I remember feeling satisfied when I get 100% on the Friday morning quizzes, and my friends saying how much they hated maths when they could not remember 6-times, 7-times and 8-times tables. Then again, my favourite experiences with mental computation is was around grade 5 when my dad (who believed that I was not getting taught enough maths at school) and I would lie on the carpet next to each other, stare at the ceiling and performing mental calculations with two or three digit numbers and comparing strategies. Today’s workshop reminded me of these experiences.

I found comparing strategies of how we did it to be the most enjoyable part. Being given a chance to justify how you got your answer meant you had to have a thorough understanding of what you actually did is satisfying and listening to other people justifying their answers was also interesting. Giving children opportunities to do the same in the classroom would give them a chance to listen to how each other think, compare strategies and choose more efficient strategies. It also gives us, as teachers, insight into the children’s ability to think mathematically and conceptual understanding of the operations which is important in order for them to make connections and transfer mathematical knowledge from one context to another. Discussing strategies take the focus off of getting the right answer, by emphasising the process that justifies one’s answer. This assists students to develop number sense – which is the ability to understand and appreciate how numbers work, what the operations mean conceptually, and how they relate to each other (Bobis, Mulligan & Lowrie, 2004).

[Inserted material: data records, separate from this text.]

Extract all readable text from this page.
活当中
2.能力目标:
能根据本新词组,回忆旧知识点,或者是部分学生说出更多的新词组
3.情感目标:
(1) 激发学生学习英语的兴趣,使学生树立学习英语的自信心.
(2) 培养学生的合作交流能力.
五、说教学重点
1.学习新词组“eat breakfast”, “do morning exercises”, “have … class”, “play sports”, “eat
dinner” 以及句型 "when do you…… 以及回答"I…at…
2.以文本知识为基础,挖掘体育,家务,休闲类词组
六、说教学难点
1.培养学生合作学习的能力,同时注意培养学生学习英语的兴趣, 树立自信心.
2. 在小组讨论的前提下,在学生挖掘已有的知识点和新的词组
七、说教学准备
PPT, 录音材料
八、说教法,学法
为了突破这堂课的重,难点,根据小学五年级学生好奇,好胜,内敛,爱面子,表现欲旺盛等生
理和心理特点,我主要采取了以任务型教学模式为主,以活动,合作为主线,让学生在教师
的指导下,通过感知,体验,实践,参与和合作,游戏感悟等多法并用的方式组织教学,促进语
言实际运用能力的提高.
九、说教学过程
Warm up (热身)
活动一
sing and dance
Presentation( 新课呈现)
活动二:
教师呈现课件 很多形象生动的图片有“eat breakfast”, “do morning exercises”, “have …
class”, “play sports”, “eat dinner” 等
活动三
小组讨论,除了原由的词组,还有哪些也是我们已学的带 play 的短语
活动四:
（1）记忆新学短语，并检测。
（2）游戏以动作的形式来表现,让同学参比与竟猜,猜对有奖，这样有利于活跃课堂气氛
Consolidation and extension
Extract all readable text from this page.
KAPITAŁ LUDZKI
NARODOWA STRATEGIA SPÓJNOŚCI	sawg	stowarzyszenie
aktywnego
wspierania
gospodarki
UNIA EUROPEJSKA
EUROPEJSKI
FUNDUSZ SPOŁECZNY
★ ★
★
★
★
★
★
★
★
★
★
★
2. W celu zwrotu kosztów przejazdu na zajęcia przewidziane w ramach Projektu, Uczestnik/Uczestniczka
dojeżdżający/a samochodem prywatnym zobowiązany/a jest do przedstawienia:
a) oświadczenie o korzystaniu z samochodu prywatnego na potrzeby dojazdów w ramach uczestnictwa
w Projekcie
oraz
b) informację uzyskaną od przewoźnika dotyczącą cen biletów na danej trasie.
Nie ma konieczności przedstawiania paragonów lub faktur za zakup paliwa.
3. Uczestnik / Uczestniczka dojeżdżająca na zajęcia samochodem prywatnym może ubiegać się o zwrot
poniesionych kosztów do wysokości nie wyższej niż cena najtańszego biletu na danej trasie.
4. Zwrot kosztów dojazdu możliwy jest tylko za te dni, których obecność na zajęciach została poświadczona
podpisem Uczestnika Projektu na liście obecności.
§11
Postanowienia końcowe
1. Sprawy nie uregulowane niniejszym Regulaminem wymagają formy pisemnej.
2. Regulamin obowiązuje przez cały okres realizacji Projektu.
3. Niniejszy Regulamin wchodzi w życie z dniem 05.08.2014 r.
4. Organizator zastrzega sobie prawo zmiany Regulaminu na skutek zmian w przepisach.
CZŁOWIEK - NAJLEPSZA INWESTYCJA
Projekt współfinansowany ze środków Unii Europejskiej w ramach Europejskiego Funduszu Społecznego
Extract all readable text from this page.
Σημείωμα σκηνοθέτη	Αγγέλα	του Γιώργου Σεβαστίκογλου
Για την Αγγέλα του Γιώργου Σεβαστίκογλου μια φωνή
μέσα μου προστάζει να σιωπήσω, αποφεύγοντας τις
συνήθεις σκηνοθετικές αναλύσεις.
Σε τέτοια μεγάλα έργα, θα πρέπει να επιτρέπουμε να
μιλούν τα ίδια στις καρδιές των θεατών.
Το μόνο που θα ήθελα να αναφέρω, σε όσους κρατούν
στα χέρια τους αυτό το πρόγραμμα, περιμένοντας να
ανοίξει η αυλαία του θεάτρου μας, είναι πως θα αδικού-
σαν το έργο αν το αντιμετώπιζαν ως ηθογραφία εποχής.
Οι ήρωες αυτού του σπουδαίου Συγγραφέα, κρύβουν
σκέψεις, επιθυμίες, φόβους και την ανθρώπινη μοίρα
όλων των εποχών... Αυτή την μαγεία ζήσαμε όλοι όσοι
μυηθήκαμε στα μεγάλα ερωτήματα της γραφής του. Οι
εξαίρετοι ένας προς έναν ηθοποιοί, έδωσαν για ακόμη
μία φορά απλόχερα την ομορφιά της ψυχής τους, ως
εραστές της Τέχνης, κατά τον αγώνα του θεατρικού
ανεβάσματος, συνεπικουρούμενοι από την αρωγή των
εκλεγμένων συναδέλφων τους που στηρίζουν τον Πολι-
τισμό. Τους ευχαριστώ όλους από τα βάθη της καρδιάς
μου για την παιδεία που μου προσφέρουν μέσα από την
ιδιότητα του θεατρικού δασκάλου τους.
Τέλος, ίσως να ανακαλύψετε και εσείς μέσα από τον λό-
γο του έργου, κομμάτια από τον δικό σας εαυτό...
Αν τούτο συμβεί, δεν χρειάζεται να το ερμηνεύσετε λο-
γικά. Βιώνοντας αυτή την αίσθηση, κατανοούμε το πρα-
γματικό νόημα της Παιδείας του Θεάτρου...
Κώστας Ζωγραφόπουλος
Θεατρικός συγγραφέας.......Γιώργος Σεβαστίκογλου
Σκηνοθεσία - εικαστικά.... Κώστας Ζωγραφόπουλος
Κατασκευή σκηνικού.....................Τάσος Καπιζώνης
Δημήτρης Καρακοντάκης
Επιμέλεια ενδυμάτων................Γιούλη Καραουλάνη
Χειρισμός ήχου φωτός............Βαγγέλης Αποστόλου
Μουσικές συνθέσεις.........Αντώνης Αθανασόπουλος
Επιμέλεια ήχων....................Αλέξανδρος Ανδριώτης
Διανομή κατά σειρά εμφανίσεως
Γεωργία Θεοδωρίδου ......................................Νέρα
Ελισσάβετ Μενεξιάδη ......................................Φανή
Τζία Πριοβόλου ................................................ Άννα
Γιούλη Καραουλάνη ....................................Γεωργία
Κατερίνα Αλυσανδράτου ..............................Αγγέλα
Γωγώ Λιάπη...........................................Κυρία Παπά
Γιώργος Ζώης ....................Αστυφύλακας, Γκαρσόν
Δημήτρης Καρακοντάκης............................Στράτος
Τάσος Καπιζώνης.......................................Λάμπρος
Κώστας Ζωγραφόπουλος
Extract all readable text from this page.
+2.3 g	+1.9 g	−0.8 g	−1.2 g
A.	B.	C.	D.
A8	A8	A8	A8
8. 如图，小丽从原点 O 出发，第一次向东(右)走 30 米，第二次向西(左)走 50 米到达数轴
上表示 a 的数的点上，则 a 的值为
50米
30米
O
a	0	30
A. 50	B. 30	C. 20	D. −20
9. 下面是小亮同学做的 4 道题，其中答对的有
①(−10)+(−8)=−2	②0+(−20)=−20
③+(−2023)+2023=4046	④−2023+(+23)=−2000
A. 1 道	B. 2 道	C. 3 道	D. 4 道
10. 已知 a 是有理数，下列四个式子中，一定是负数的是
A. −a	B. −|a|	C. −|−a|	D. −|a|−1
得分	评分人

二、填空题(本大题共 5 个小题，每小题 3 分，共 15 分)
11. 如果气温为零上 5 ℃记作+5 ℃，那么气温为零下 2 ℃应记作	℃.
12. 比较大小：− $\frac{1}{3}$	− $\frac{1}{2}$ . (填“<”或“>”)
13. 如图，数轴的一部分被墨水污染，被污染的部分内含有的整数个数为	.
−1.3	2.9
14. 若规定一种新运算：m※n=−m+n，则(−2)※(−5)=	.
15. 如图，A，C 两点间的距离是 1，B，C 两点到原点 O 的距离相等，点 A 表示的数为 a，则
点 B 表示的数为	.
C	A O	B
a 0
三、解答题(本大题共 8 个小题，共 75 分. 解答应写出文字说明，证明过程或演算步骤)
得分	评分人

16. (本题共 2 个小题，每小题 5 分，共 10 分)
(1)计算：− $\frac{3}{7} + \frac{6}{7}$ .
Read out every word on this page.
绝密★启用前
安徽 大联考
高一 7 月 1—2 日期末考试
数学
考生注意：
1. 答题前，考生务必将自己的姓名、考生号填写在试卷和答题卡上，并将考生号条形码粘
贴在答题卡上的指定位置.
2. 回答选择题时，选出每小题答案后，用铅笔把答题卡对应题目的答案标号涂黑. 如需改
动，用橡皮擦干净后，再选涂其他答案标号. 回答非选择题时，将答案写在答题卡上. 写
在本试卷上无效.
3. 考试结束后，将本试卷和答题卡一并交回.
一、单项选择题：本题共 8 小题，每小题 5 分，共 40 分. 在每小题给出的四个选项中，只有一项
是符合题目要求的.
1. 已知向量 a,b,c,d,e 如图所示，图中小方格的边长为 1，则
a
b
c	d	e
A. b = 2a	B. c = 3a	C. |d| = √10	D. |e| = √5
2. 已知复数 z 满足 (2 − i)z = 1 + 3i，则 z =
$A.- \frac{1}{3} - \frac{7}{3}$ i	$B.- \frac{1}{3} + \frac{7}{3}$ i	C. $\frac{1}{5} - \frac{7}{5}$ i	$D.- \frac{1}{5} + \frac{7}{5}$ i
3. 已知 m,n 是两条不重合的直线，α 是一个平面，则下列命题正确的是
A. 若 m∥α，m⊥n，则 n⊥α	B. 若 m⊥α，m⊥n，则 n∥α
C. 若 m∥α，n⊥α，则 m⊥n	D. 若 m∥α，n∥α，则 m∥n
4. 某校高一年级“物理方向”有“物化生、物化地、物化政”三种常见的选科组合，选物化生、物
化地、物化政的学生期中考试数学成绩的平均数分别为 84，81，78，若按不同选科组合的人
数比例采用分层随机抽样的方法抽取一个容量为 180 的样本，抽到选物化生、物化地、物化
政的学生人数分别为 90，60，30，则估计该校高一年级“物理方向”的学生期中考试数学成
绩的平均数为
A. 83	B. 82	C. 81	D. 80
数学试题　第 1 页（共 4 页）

Furthermore as a verbal learner, I found strategies such as empty number line and hundred charts useful because it gave me insight as to possible resources and strategies that will help visual learners in my classroom. My prac experiences indicate that there are many of them, and I often struggled to think how they would, and communicate effectively with such children.
I learnt that also exposing children to different strategies is a great thing, presenting each strategy e.g. hundred-chart/ninety-nine chart, empty number line, as units of work is not the best way to teach children. Firstly, it is not unauthentic, as opposed to just presenting the number problem and asking children to suggest ways of solving it.

Secondly, I believe it does not assist students to understand that different strategies can be used to achieve the same outcome, that sometimes strategies can be used interchangeably, and that some strategies are more efficient in one context, but less efficient in another.

Thirdly, it limits children’s ability to choose strategies and identify preferences for themselves which I believe discourages children from taking responsibility for their own learning. As Bobis, Mulligan and Lowrie (2004) highlight, many teachers often spend time and effort imposing procedures at the expense of children actually making meaningfulness of those procedures. I take that to mean, for example, the children are more concerned with remembering to write “the magic one” on top of “the tens column” than understanding what that “magic one” actually means. Or another example, they perform the full algorithm rather than use more efficient strategies of calculating the problem – e.g. adding 100 to 181 (281) and taking away one (280) when calculating 181 + 99 rather than add 9 to 1, write the zero, carry the ten, then add 90 to 90, write down the 80, then carrying the 100, adding it to the other 100, and writing down two hundred (281).

References:
Bobbis, J., Mulligan, J., Lowrie, T. (2004). Mathematics for children: challenging children to think mathematically. Frenchs Forest: Pearson Education Australia.